Well, you might remember during the worst part of the COVID pandemic, Australia was one of many countries that offered fiscal support to those out of work or underemployed. Here in Australia it was JobKeeper that kept the economy humming. Temporary visa holders however, including international students, and casual workers who hadn’t been employed for 12 months were notably excluded from the program.

More than a million people in Australia were on temporary visas and they were excluded from the government’s support payments; that’s about 500,000 international students, 140,000 working holidaymakers, 120,000 skilled temporary entrants, 200,000 bridging visa holders (who were largely partner visa applicants or asylum seekers), and more than 16,000 temporary protection visa holders (commonly referred to refugees).

In the absence of support many simply went home and many of those may not want to return. Meanwhile, those that do want to return, or visit for the first time, face egregious airfares thank to limited airline capacity and international air travel operating at about 40 per cent of pre-pandemic levels.

The longer the situation persists the sooner inflation ceases being solely a supply chain issue­ – out of the control of central banks ­– to a more endemic demand-led issue central banks will be forced to act on more harshly to control.
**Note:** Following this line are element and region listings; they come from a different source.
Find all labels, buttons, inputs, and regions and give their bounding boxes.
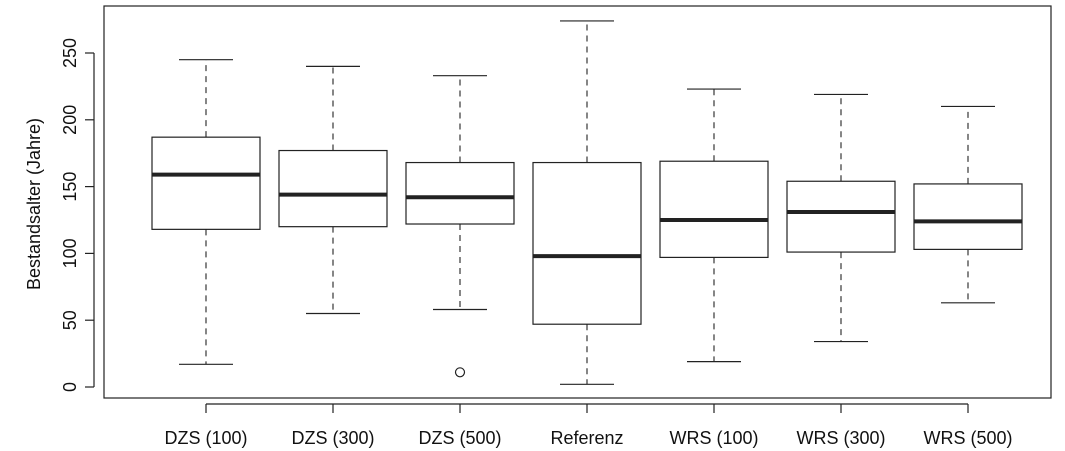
x-tick-label: Referenz [550, 428, 623, 448]
y-tick-label: 200 [60, 105, 80, 135]
box-iqr [532, 161, 642, 325]
y-tick-label: 50 [60, 310, 80, 330]
box-iqr [278, 149, 388, 228]
box-iqr [786, 180, 896, 253]
x-tick-label: DZS (100) [164, 428, 247, 448]
y-axis-title: Bestandsalter (Jahre) [24, 118, 44, 290]
x-tick-label: DZS (500) [418, 428, 501, 448]
outlier-point [454, 367, 466, 378]
y-tick-label: 100 [60, 238, 80, 268]
x-tick-label: WRS (300) [796, 428, 885, 448]
x-tick-label: WRS (100) [669, 428, 758, 448]
y-tick-label: 250 [60, 38, 80, 68]
box-iqr [659, 160, 769, 259]
y-tick-label: 150 [60, 172, 80, 202]
plot-frame [103, 5, 1052, 399]
box-iqr [913, 183, 1023, 250]
y-tick-label: 0 [60, 382, 80, 392]
box-iqr [405, 161, 515, 225]
box-iqr [151, 136, 261, 230]
x-tick-label: WRS (500) [923, 428, 1012, 448]
x-tick-label: DZS (300) [291, 428, 374, 448]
The fate of equity markets now hinges materially, but not solely, on the employment picture and the how central banks navigate the very serious choice they have to make between inflation or recession.

The US Federal Reserve is very focused on inflation which is currently at 8.6 per cent. Just recently, The Federal Reserve’s Chairman Jerome Powell said it will not let the economy slip into a “higher inflation regime” even if that means raising interest rates to levels that put growth at risk.
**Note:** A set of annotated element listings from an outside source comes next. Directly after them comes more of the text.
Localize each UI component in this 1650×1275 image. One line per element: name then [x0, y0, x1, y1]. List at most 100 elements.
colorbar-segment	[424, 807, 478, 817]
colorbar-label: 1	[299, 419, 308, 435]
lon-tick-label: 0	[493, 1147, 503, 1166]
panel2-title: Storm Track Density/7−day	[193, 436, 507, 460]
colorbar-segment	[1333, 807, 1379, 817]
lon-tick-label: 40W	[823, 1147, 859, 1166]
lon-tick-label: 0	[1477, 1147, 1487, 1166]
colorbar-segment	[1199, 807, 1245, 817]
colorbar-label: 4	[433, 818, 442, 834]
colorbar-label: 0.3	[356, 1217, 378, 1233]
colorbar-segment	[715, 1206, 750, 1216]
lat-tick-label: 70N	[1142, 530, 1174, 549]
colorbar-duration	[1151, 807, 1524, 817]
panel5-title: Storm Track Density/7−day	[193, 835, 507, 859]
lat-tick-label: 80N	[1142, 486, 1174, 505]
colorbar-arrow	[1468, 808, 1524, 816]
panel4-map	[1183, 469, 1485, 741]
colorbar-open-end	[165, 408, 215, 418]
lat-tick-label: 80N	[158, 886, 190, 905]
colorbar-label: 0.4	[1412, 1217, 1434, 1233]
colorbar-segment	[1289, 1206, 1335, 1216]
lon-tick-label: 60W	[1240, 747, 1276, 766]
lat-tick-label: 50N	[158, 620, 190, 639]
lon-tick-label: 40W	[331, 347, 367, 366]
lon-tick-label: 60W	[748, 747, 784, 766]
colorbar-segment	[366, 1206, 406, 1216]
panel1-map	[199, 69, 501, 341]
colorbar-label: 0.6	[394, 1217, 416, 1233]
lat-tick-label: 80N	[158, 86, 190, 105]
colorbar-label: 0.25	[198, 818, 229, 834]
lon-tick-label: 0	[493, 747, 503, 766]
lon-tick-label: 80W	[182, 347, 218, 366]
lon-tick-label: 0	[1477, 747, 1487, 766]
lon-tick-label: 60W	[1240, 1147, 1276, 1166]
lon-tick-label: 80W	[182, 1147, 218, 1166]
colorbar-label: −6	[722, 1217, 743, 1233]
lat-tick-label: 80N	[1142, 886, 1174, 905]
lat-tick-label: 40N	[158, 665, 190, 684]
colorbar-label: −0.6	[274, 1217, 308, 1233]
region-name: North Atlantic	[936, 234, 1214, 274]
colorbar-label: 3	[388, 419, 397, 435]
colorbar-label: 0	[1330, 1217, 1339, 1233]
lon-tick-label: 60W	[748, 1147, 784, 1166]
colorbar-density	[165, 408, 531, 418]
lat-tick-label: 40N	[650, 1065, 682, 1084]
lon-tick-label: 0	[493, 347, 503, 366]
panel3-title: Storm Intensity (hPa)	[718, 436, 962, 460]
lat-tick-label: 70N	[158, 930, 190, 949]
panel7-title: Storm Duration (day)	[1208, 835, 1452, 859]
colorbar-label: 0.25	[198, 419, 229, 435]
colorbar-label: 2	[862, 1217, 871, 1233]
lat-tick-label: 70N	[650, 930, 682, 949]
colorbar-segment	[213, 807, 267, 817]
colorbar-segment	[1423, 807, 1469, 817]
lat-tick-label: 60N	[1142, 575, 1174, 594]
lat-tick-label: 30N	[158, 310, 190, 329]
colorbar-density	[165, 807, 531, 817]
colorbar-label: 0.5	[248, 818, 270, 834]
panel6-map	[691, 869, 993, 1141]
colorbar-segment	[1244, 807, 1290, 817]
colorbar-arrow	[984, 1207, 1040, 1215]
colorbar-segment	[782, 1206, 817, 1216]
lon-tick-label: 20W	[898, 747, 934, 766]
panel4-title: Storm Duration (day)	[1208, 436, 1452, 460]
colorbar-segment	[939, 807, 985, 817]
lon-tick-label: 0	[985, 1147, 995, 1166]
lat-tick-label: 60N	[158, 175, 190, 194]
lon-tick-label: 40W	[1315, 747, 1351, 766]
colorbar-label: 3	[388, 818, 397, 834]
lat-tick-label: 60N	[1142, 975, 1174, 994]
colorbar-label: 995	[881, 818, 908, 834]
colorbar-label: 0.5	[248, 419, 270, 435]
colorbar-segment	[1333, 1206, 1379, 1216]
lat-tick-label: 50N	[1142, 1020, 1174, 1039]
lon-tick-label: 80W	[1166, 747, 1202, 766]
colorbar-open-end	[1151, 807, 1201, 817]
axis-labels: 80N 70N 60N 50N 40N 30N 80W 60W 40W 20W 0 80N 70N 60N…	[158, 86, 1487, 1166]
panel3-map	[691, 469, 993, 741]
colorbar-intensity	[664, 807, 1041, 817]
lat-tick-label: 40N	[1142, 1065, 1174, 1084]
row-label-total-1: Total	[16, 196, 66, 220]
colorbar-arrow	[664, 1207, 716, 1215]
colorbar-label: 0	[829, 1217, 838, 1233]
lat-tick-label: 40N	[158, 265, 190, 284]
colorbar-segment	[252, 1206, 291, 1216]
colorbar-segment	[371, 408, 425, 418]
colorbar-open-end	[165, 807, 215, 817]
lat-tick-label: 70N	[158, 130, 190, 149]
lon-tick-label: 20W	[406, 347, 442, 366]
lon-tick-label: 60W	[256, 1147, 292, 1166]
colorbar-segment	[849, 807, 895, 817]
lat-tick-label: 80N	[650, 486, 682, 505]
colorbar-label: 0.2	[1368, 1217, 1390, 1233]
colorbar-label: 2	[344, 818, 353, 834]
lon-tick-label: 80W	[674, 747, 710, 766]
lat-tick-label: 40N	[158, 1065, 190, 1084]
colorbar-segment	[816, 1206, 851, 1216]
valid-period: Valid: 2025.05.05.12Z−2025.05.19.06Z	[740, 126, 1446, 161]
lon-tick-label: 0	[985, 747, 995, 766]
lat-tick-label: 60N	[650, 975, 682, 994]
The U.S. central bank has moved to a do-whatever-it-takes approach with Powell saying “The clock is kind of running on how long will you remain in a low-inflation regime … The risk is that because of the multiplicity of shocks you start to transition into a higher inflation regime, and our job is to literally prevent that from happening and we will prevent that from happening”.

Thanks to that very tight labour market, demand remains strong and supply chains cannot cope. Consequently, what was previously thought of as being transitory inflation, is becoming entrenched. Higher wage demands come next and following that…a wage price spiral. A slowing economy is necessary to bring down demand, and a recession, in particular for the US and Europe, may be unavoidable as the US central bank leans towards killing inflation at all costs.

Meanwhile the liquidity that was injected into the financial system and economy during the pandemic is being withdrawn. US QT ‘officially’ started in June, but the ‘effective’ global balance sheet has already shrunk by US$1 trillion since December 2021. In such an environment – money literally being sucked out of markets – it is difficult for asset prices to rise materially or sustainably.

And none of that addresses heightened geopolitical risk or a potentially collapsing Chinese economy.

Great returns come from buying at low prices and I have presented widely elsewhere on the blog about the arithmetic of investing in growth amid compressed PEs. It may just be that even lower prices are possible.